Comprendo ma non giustifico: perché è troppo comodo gettare il fango sui politici, additarli a responsabili di ogni nefandezza del nostro Paese, quando poi siamo i primi che cerchiamo i sotterfugi, le scorciatoie, le strade o le raccomandazioni! Oppure invochiamo politiche ambientali e poi non raccogliamo la cacca dei nostri cani per strada.
L’educazione civica, il rispetto, la moralità dovrebbero essere in ciascuno di noi e se partoriamo – come società questa classe dirigente – è semplicemente e lapalissianamente perché siamo così, a dispetto di intellettuali o artisti che poetizzano una società civile sana oppressa da una classe dirigente e politica feroce e immorale.
In un contesto come questo è evidente che trovare la voglia di partecipare alla competizione europea, basandosi sui programmi delle grandi famiglie europee di appartenenza, non è così semplice.
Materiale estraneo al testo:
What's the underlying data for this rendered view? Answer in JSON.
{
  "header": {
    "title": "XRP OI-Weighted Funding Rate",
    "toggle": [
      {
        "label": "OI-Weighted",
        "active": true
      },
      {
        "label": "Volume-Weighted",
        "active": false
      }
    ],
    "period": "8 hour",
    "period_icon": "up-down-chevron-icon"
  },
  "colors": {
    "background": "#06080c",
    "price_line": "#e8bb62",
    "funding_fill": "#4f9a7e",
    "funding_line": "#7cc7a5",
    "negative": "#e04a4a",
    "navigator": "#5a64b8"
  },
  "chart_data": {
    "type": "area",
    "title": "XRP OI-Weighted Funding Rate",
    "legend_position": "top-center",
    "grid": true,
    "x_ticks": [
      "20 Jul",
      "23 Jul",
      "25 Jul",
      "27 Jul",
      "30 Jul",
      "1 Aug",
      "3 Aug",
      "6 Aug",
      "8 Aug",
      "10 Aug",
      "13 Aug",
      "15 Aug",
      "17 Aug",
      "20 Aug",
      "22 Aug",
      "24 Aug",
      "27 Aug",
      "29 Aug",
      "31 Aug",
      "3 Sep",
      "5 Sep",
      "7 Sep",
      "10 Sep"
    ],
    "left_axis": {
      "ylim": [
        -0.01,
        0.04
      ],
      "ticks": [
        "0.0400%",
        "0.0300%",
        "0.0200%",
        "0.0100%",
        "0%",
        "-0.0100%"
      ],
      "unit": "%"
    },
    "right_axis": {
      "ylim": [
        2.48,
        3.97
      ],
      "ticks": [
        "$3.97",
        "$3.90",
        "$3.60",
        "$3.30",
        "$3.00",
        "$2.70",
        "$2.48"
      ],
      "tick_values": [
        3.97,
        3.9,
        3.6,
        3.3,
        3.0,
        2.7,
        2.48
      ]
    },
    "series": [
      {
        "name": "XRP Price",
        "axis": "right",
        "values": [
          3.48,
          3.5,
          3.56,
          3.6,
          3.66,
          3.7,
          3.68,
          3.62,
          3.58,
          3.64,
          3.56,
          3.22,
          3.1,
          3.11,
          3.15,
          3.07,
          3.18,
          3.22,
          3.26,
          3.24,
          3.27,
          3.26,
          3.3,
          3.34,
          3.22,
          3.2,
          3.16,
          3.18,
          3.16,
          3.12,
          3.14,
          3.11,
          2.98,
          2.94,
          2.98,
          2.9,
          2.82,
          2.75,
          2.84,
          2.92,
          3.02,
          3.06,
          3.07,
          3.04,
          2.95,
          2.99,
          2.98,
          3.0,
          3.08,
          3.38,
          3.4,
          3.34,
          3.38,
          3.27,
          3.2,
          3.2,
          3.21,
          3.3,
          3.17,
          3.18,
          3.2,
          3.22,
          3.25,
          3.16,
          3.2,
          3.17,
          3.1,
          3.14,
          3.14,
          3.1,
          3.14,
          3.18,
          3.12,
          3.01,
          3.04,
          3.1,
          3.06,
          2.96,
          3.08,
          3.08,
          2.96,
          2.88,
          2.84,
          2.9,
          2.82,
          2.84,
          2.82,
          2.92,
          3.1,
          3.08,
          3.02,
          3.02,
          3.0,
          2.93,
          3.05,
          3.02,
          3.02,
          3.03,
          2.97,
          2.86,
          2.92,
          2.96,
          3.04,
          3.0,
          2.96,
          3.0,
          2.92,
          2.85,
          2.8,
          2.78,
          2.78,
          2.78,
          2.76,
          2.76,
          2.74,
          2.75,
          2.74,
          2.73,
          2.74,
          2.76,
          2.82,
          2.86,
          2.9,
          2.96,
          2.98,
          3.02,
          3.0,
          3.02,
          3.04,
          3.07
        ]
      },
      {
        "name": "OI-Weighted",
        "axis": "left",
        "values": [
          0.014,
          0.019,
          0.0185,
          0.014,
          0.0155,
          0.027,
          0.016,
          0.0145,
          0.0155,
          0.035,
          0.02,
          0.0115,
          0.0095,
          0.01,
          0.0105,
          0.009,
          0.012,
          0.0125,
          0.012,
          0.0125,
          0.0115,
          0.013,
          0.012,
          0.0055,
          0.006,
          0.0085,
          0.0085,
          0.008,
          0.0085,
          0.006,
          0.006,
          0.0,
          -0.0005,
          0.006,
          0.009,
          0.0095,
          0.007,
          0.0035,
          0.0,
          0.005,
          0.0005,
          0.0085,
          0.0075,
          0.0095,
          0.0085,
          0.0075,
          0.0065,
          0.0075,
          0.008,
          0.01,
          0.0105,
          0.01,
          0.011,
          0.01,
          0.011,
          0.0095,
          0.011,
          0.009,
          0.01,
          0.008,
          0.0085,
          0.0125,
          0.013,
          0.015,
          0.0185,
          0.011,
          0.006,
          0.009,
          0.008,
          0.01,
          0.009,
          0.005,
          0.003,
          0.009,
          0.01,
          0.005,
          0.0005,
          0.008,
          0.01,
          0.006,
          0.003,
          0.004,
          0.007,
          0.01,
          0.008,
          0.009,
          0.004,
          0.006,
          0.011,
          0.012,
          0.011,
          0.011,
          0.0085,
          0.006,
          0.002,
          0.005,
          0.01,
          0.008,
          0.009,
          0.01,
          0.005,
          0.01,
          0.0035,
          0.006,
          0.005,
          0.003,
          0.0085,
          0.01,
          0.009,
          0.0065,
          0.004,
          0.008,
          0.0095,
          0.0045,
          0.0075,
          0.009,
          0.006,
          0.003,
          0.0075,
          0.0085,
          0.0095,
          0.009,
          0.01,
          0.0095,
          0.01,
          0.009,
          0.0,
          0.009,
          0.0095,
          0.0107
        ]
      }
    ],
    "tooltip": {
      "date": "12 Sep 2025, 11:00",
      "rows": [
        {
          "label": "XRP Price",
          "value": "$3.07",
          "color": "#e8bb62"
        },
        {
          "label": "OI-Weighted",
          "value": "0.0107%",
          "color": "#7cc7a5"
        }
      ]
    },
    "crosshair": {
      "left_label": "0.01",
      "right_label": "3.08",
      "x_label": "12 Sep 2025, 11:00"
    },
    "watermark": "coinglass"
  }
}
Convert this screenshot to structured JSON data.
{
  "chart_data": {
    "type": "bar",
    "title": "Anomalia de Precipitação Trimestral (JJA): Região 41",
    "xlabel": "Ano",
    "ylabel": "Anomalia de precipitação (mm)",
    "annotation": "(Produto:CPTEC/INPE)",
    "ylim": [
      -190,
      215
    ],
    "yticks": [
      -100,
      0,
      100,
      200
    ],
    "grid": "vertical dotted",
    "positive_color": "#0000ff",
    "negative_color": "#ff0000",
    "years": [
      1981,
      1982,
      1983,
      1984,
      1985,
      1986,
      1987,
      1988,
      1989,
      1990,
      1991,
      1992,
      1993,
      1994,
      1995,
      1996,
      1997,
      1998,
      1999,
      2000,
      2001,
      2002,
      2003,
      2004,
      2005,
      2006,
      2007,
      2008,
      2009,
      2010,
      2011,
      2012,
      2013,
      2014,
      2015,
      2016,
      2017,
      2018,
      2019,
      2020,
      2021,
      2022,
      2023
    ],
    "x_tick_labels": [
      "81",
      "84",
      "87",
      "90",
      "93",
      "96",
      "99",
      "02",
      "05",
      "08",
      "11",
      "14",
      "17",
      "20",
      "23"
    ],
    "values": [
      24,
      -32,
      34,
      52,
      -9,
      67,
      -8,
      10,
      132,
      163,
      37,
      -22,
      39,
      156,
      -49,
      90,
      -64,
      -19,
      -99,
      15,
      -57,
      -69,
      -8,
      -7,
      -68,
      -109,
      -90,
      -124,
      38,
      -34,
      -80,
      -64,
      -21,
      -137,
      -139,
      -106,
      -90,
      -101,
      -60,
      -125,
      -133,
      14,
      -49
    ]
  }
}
Perché non basta dirsi di sinistra radicale per votare Tsipras senza peraltro aver ascoltato da lui mezza parola sul perché Syriza abbia accettato nel passato lo scempio delle pensioni d’oro a 40 anni o l’ereditarietà del posto pubblico come accadeva in Grecia, in barba a qualunque principio non soltanto di meritocrazia ma anche di pari opportunità che la sinistra dovrebbe garantire, aprendo autostrade al disfacimento dei conti pubblici greci.
Così come è complicato votare un partito, come il PD, che per garantire la rappresentanza del socialismo italiano, nelle liste dell’Italia Centrale, abbia accettato una candidatura molto discussa e sconveniente di un uomo che ha fatto i salti delle quaglie, ritrovandosi ora nuovamente socialista dopo un passato in Forza Italia e nell’Italia dei Valori.
Da parte mia l’unica cosa certa è che il 25 maggio andrò al mio seggio per le ragioni storiche che ho espresso ma se e su chi metterò la croce ancora non lo so: se dovesse in me prevalere la voglia di partecipare alle nostre provinciali europee allora sarà dura, poiché ho un giudizio in parte critico e in parte no sul governo.
Se invece prevarrà l’animo europeo, allora sicuramente esprimerò una preferenza che sarà per un partito pienamente e convintamente europeo ed europeista: perché se c’è una cosa che ci hanno insegnato, quelli che hanno costruito l’impero che vedete rappresentato su queste pagine, è che Historia magistra vitae e un po’ di storia – noi abitanti del continente europeo nel XXI secolo – dovremmo forse ripassarla.